Attaccata al palo della metropolitana cerco di reggermi, ma non riesco. Il vagone traballa veloce sulle rotaie. Crollo su un sedile vuoto cercando di mantenere un minimo di dignità vista la situazione imbarazzante.

Lo stomaco brontola con cattiveria.

Non so da quanto non mangio.

Non ho fame.

Credo di non avere fame.

Il cibo è come fosse spazzatura, come se ingoiassi cenere, niente mi soddisfa.

Lo stomaco brontola di nuovo.

Cerco bella borsetta qualcosa da mangiare, ma l'unica cosa che trovo è una caramella di frutta mezza schiacciata e appiccicosa.

Non potrei mangiarla neanche se volessi.

La testa gira.

Ingoio la saliva che ho in bocca, mi pare di sentirla risuonare dentro il mio stomaco vuoto.

 

Elena, tra poche fermate sei arrivata.

Sii forte.

 

Appena il vagone si ferma mi precipito sulla banchina sotto lo sguardo stupito dei passeggeri. Cerco un negozietto, un chiosco, qualsiasi cosa venda del cibo.

 

Eccolo.

 

Un piccolo negozio che vende dolciumi dall'aria stantia proietta la sua insegna sui pavimenti in plastica delle gallerie della metropolitana.
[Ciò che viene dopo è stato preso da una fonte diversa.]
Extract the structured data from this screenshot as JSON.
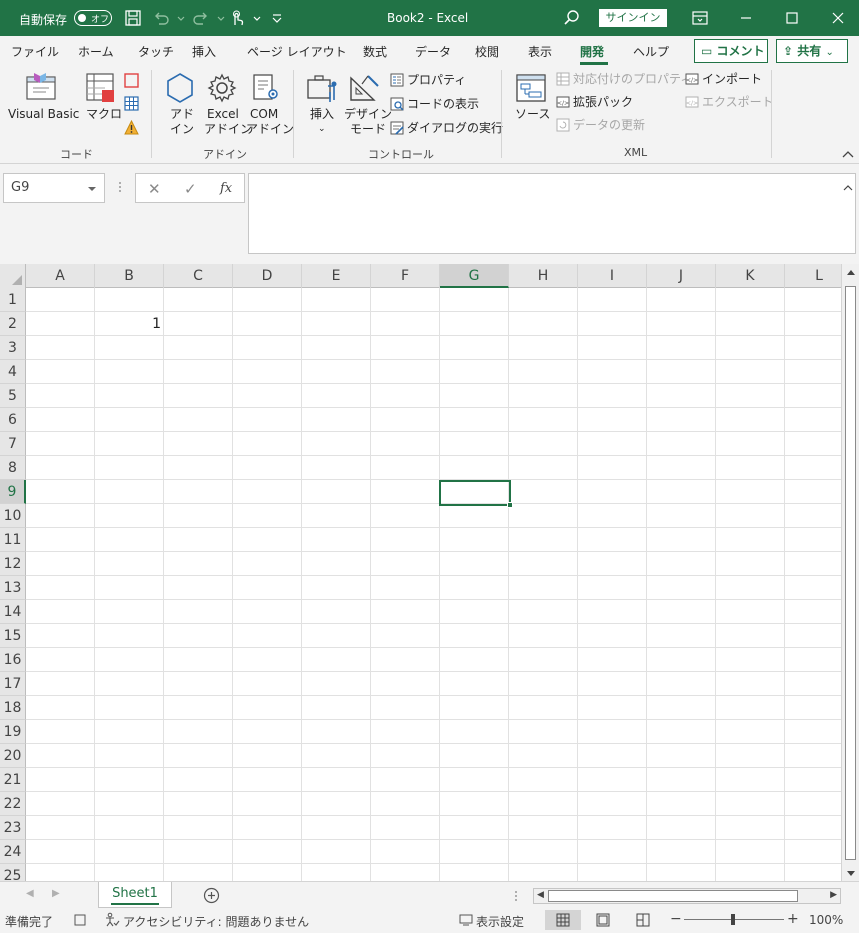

Il cibo esposto non mi ispira per niente, la vetrina non è molto invitante.

 

Lo stomaco brontola più aggressivo che mai.

 

Prendo una specie di biscotto gigante ripieno di marmellata di fragole, l'unica cosa dall'aria sana lì dentro.

 

Un morso.

Trattengo i conati.

Un altro morso.

Ingoio a fatica il boccone.

Un morso ancora.

Lo stomaco pare acquietarsi.

 

La testa ha smesso di girare.

Pericolo scampato.

 

Elena, fallo per Kate.

Non mollare.

 

Esco dal sottosuolo masticando il dolce in cerca di aria fresca. Il biscotto non è proprio il massimo, ma almeno mi ha dato gli zuccheri necessari per tirare avanti.

Mi ripeto, come fosse un mantra: Alice Drobawy, Millenium Street 32.
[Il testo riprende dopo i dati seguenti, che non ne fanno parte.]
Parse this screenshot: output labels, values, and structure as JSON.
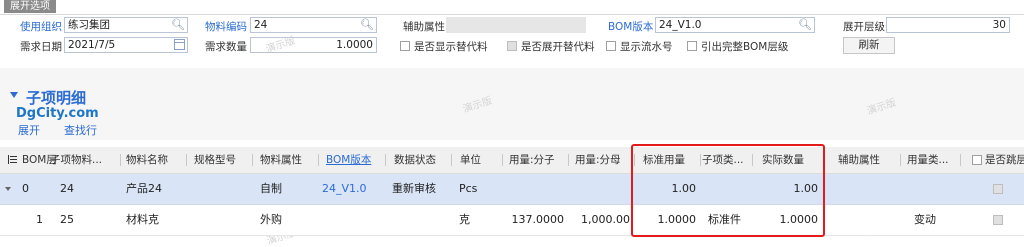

Lo dico così tante volte che non saprei.

Ho bisogno di tenere occupato il cervello se non voglio impazzire.

 

«Ciao». Kate mi urla dall'altro lato della strada proprio di fronte il negozio di Alice.

 

Agito la mano prima di attraversare di corsa la strada.

 

«Non vedevo l'ora arrivasse questo giorno. Alice è dentro che lavora. Ci siamo conosciute prima, mentre ti aspettavo. Voleva mostrarmi cosa aveva in mente, ma ho preferito aspettare te per non farle ripetere tutto due volte ». Kate è talmente entusiasta che non sta più nella pelle.
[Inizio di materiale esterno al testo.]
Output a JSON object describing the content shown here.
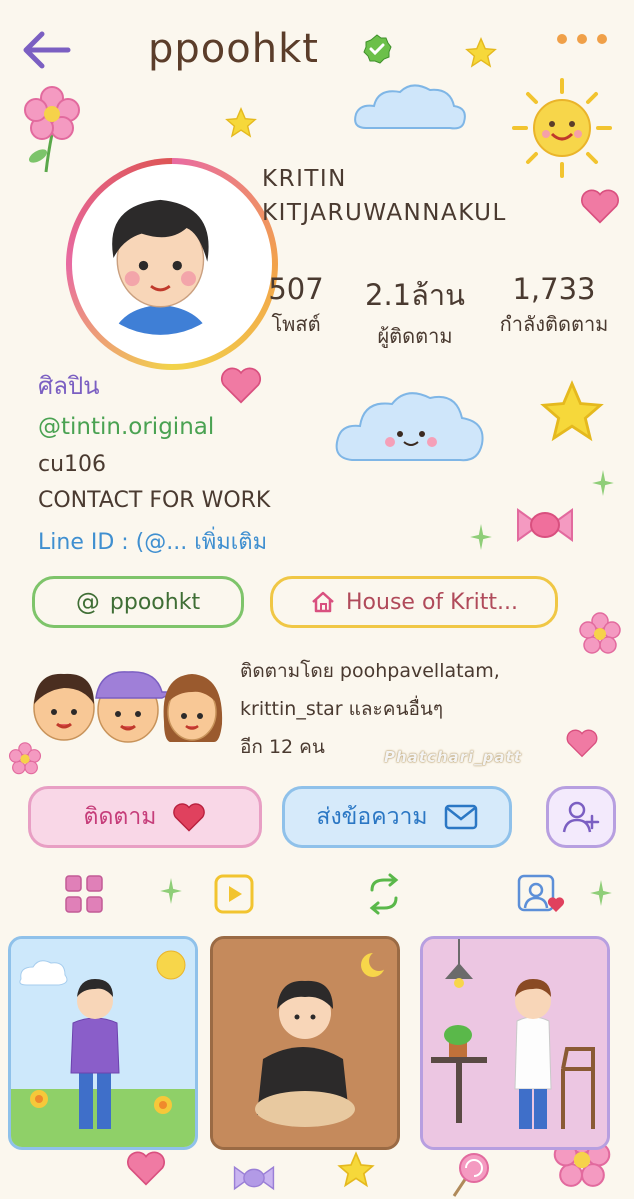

«Guarda che potevi entrare, del resto il vestito lo devi scegliere e indossare tu», le dico cercando di imitare il suo entusiasmo.

 

Kate mi trascina dentro il negozio.

Tutto è rimasto uguale all'ultima volta che ci sono stata: un'esplosione di colori e tessuti.

 

«Bentornate», ci dice Alice sempre bellissima e con un look originale e curato. «Ho conosciuto Kate e mi sono fatto un'idea su cosa le potrebbe piacere».

Senza aspettare una nostra risposta la ragazza inizia a togliere capi da tutti gli stendini mettendoli in mostra davanti a noi.

 

Bluse.

Corpetti.

Giacché.

Top.

Camice.

Body.

Gonne.

Sottogonne.

Pantaloni.

 

Una valanga di indumenti, tutti favolosi, riempiono ogni spazio possibile ed inimmaginabile. Sembra un paradiso, l'albero della cuccagna per ogni appassionata di moda.

Kate si mette a discutere con Alice sulla possibilità di unire due parti, chiede consiglio su cosa le possa stare bene, si fa aiutare a decidere cosa comprare.

Alice prende misure, fa girare Kate, la sveste, la riveste come fosse una bambola. La guarda da ogni angolazione possibile rimuginando sulle sue scelte. Infila spilli, mette pinze. Solleva. Gira. Appiattisce. Alza.

 

Quelle due sembrano in sintonia.

La schiettezza di Alice si amalgama perfettamente con la praticità di Kate.

 

Ed io.

Io osservo.

Annuisco.

Faccio finta di essere interessata. Non per cattiveria e menefreghismo, ma perché proprio non riesco a concentrarmi su quello che dicono.

 

«Questo è il tuo modello. Allora Kate, niente gonna lunga visto che non sei molto alta. Ti farò un bel vestito che metta in mostra le tue spalle, ma non sia troppo scollato. Darei un po' di volume qui...», Alice tocca l'orlo della gonna che sta indossando Kate, «... visto che in fin dei conti si tratta di un abito da sposa. Stringo un po' sui fianchi e, se per te va bene, metterei dei cristalli azzurri che richiamano il colore dei tuoi occhi».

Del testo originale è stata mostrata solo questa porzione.